On first run, /api/v1/auth/status reports {"setup_needed": true} and the UI shows a one-time setup form that creates the single operator credential. After setup, you log in with that username/password and the cookie is set automatically.
Setup (first run only)
curl -X POST http://localhost/api/v1/auth/setup \
-H "Content-Type: application/json" \
-d '{"username": "admin", "password": "s3cureP4ss!"}'
Login
curl -X POST http://localhost/api/v1/auth/login \
-c cookies.txt \
-H "Content-Type: application/json" \
-d '{"username": "admin", "password": "s3cureP4ss!"}'
Response 200 OK: empty body. The response sets an httpOnly cc_session cookie; pass -b cookies.txt on subsequent requests.
Authenticated requests
curl http://localhost/api/v1/sources -b cookies.txt
Without the cookie, nginx returns 401 {"error": "authentication_required"} before the request ever reaches Cortex.
Logout
curl -X POST http://localhost/api/v1/auth/logout -b cookies.txt
Status
GET /api/v1/auth/status is public and returns {"setup_needed", "authenticated", "username"}. Used by the UI to decide between setup, login, and dashboard.
API keys
For programmatic access (scripts, Model Context Protocol (MCP) clients), create an API key in Settings. Send it as Authorization: Bearer <key> on any /api/ request; nginx's auth_request accepts it as an alternative to the session cookie. API keys are stored hashed in /data/credentials.json.
Common Patterns
Pagination
List endpoints support pagination via query parameters:
| Parameter | Default | Description |
|---|---|---|
page | 1 | Page number (1-indexed) |
page_size | 50 | Records per page (max: 1000) |
Example request:
curl "http://localhost:8080/api/v1/sources?page=3&page_size=10"

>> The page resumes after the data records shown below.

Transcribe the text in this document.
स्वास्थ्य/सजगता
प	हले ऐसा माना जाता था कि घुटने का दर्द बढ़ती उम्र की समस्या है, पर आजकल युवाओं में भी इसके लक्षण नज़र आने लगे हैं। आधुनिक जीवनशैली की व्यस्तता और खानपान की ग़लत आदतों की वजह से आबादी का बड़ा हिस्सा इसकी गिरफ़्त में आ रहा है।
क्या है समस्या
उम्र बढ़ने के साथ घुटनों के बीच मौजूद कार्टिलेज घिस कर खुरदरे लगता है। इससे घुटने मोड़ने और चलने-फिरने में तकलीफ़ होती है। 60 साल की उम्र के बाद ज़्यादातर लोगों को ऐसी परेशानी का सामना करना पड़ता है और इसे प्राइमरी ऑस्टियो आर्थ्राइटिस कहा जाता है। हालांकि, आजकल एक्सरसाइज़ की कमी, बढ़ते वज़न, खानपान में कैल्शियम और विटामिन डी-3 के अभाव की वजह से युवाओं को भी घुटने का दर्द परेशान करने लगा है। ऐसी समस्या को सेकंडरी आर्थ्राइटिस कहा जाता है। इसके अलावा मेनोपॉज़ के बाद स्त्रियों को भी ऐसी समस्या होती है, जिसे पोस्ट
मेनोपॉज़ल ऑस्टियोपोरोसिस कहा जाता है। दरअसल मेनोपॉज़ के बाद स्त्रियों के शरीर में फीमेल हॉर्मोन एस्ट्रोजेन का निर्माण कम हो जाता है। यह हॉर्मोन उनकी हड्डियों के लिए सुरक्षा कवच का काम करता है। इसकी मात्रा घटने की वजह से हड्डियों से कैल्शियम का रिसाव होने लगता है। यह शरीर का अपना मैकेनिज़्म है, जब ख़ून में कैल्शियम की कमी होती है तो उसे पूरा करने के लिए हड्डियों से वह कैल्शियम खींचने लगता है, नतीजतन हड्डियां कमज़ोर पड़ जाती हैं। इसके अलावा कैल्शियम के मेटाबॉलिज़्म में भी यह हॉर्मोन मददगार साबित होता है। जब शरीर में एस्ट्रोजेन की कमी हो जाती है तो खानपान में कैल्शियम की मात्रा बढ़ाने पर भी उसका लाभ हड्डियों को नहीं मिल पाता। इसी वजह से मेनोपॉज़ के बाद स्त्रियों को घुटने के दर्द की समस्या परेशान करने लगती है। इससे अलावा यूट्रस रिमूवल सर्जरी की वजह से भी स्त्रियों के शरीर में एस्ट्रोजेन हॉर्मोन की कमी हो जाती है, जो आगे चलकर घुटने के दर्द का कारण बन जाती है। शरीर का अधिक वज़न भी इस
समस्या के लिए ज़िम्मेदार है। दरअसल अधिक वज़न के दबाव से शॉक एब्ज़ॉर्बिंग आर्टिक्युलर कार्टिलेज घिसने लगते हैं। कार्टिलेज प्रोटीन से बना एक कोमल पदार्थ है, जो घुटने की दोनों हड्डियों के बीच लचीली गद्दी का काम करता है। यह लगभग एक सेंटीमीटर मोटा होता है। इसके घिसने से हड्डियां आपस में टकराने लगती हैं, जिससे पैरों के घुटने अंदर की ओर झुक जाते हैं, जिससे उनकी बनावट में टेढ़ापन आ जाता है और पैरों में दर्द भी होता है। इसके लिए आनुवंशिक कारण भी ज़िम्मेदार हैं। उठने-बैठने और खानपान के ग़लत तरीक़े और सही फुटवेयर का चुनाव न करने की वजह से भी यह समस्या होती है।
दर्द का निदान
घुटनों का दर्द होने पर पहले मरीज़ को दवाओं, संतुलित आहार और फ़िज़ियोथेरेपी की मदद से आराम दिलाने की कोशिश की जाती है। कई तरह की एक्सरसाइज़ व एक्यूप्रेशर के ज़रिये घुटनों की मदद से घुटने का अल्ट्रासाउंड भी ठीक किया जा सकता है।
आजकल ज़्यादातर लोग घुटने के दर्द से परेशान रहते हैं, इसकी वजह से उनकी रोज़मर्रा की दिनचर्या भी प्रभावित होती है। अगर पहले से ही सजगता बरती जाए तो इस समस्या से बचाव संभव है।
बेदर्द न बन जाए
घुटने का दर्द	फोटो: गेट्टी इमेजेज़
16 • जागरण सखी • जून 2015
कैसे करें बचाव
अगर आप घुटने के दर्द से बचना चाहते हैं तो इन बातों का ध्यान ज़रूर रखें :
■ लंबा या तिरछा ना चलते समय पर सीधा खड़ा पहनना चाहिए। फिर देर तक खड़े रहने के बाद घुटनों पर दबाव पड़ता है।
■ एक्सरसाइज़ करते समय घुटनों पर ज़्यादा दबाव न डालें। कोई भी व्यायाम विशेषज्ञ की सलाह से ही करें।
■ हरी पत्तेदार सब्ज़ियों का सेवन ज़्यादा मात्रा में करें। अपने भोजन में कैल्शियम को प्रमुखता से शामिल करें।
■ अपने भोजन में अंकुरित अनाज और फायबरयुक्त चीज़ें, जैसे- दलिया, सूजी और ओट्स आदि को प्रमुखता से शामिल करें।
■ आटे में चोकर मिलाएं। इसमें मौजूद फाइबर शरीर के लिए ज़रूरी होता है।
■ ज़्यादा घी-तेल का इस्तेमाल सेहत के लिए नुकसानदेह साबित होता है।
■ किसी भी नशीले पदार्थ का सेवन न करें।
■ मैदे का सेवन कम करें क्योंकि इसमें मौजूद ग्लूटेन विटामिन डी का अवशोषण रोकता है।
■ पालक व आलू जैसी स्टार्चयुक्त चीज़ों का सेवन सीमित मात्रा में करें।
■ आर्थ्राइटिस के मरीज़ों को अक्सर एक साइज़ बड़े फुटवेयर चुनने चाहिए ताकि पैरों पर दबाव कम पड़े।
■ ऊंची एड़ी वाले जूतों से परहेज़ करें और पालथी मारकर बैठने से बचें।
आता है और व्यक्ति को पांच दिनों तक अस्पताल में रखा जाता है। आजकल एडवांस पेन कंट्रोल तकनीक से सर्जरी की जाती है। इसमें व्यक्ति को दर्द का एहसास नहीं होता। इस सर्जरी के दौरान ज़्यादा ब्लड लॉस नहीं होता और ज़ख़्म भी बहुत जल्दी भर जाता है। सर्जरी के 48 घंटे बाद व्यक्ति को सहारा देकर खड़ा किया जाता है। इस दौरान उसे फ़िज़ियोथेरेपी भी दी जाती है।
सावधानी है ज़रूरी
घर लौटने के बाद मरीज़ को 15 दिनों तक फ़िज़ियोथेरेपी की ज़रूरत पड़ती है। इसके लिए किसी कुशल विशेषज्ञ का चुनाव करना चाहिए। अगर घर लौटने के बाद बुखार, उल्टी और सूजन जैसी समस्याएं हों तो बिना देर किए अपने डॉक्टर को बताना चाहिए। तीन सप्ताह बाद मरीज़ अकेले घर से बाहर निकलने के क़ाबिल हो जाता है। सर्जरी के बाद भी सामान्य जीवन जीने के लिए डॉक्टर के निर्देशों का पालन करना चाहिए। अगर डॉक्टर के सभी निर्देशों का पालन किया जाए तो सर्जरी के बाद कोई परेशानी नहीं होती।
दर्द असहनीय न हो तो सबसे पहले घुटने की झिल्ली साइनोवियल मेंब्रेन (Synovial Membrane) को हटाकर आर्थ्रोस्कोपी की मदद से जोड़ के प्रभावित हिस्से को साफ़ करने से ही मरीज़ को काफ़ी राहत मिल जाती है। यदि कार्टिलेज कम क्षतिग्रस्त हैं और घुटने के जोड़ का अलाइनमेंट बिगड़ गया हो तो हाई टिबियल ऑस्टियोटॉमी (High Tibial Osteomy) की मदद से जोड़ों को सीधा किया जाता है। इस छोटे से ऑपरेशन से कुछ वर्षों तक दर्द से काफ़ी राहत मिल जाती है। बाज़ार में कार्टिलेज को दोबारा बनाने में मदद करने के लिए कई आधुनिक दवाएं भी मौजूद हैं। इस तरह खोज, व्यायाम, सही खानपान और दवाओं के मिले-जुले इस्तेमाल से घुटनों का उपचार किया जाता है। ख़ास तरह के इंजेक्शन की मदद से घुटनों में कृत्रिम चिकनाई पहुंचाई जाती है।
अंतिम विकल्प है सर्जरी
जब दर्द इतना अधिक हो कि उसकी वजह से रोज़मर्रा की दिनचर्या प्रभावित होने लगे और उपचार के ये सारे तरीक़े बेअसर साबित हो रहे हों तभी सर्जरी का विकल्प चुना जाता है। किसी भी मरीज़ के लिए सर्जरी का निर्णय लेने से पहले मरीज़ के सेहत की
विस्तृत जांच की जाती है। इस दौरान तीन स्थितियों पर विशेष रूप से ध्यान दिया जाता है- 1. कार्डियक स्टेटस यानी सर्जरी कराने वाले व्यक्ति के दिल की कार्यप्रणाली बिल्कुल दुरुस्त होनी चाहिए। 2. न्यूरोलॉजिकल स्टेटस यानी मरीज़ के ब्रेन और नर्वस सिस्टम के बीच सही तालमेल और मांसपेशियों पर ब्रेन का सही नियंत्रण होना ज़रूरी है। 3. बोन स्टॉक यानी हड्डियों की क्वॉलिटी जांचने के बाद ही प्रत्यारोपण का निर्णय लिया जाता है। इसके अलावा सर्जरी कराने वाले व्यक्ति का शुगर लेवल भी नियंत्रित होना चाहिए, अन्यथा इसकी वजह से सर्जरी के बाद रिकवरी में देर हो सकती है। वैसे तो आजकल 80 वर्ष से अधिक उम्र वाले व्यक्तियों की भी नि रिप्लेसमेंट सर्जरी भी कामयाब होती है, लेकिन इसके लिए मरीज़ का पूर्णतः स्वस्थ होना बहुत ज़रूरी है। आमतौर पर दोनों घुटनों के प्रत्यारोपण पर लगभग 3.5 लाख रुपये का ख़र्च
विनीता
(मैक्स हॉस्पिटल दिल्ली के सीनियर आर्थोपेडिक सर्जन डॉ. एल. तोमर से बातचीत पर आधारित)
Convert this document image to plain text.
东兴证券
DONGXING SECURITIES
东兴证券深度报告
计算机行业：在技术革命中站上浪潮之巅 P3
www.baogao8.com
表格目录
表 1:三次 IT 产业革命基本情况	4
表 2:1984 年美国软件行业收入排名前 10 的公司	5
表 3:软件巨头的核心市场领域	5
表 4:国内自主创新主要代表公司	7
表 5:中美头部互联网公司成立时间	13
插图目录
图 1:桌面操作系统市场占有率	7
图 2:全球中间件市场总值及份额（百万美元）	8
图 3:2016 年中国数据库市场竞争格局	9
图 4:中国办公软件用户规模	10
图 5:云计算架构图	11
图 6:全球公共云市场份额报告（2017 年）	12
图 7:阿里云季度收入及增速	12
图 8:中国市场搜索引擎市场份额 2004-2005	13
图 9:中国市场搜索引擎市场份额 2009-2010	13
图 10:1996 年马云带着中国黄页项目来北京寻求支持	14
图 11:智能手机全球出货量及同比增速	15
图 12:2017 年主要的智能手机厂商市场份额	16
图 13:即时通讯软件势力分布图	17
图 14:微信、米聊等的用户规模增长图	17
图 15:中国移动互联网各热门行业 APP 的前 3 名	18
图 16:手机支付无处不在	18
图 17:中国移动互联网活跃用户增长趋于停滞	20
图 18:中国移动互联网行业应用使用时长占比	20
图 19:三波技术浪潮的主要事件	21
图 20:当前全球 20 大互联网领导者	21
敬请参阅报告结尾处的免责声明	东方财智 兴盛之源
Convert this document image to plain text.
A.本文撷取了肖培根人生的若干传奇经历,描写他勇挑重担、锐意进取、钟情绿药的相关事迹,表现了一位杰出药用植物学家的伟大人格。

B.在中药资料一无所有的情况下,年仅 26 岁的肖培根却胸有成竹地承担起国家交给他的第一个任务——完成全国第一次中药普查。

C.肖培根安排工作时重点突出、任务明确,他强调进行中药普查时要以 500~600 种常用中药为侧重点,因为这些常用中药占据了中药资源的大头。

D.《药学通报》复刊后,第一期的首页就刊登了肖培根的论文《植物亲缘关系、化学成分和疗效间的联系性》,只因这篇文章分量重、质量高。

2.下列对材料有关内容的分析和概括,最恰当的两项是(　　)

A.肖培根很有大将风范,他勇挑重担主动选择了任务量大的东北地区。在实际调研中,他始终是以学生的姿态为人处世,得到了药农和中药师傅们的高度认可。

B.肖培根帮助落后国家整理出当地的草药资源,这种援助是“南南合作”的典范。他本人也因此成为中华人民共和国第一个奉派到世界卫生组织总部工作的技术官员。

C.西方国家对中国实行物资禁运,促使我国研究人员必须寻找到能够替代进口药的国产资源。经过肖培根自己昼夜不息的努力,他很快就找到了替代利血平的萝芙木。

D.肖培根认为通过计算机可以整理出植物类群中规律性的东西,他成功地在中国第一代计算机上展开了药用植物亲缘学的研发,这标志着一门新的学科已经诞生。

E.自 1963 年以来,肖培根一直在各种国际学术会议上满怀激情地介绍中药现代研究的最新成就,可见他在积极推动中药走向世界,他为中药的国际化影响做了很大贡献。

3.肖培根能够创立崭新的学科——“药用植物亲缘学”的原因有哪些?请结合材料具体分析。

Example response (list endpoint with pagination metadata):
{
"items": [
{ "id": "src_abc123", "name": "quarterly-report.pdf", "status": "committed" },
{ "id": "src_def456", "name": "meeting-notes.docx", "status": "indexed" }
],
"total": 47,
"page": 3,
"page_size": 10
}
The queue task list endpoint uses offset instead of skip and returns a pagination object with additional fields:
{
"tasks": [...],
"total": 10,
"total_in_queue": 3,
"queues": null,
"pagination": {
"limit": 50,
"offset": 0,
"total": 42,
"total_in_queue": 3,
"has_more": false
}
}
Async Operations
Long-running operations (source processing, exports, extractions) return HTTP 202 Accepted with a task ID:
{
"task_id": "a1b2c3d4-e5f6-7890-abcd-ef1234567890"
}
Poll the task status until it reaches a terminal state:
curl http://localhost:8080/api/v1/queue/tasks/a1b2c3d4-e5f6-7890-abcd-ef1234567890
Task status response:
{
"task_id": "a1b2c3d4-e5f6-7890-abcd-ef1234567890",
"queue": "operations",
"operation": "process_source",
"status": "completed",
"priority": "50",
"created_at": "2026-03-09T14:30:00Z",
"started_at": "2026-03-09T14:30:01Z",
"completed_at": "2026-03-09T14:30:45Z",
"attempts": "1",
"metadata": "{\"source_id\": \"src_abc123\"}"
}
Task status values:
| Status | Description |
|---|---|
queued | Waiting to be picked up by a worker |
running | Currently being processed |
completed | Finished successfully |
failed | Processing failed (check task result for error details) |
cancelled | Cancelled by user |
Once a task is completed, retrieve its result:
curl http://localhost:8080/api/v1/queue/tasks/a1b2c3d4-e5f6-7890-abcd-ef1234567890/result
{
"result": {
"source_id": "src_abc123",
"entities_extracted": 42,
"relationships_extracted": 18
}
}
Error Format
Errors use two formats depending on how they originate.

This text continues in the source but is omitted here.